Chen Ge'nin daha önce karşılaştığı Liu Zhengyi için de durum böyleydi. Öğrencisine zorbalık yapıldığını duyduğunda, öğrencisini savunmaya hazırlandı. Bu yaşlı adam için de aynısı olmalıydı. Liu Zhengyi'nin başına gelenlerle birlikte Chen Ge bir şey anladı. Belki de kan dünyası onları asimile edemiyor, bu yüzden buradaki düzeni korumak için bazı şeyleri unutmalarını sağlamak amacıyla birkaç saatte bir onları zorla kontrol ediyordu.

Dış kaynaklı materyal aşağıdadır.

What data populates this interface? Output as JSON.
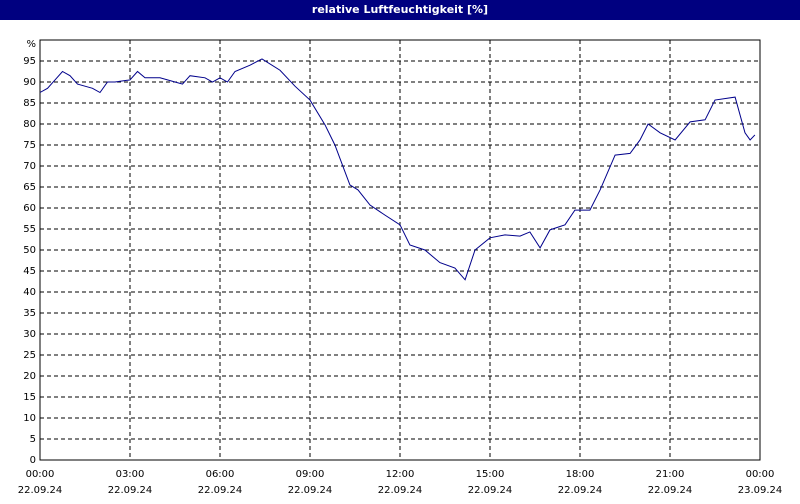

Chen Ge sakin bir adamdı ve zihninde başka bir gözlem belirdi.
Zihinlerini kontrol etmekle karşılaştırıldığında, onları öldürmek daha kolay olmalıydı ama kan dünyası bunu yapmıyordu. Burada acıma veya koruma yok ve şimdiye kadar hâlâ hayatta olduklarına göre, bu bir amaca hizmet ettikleri anlamına geliyor!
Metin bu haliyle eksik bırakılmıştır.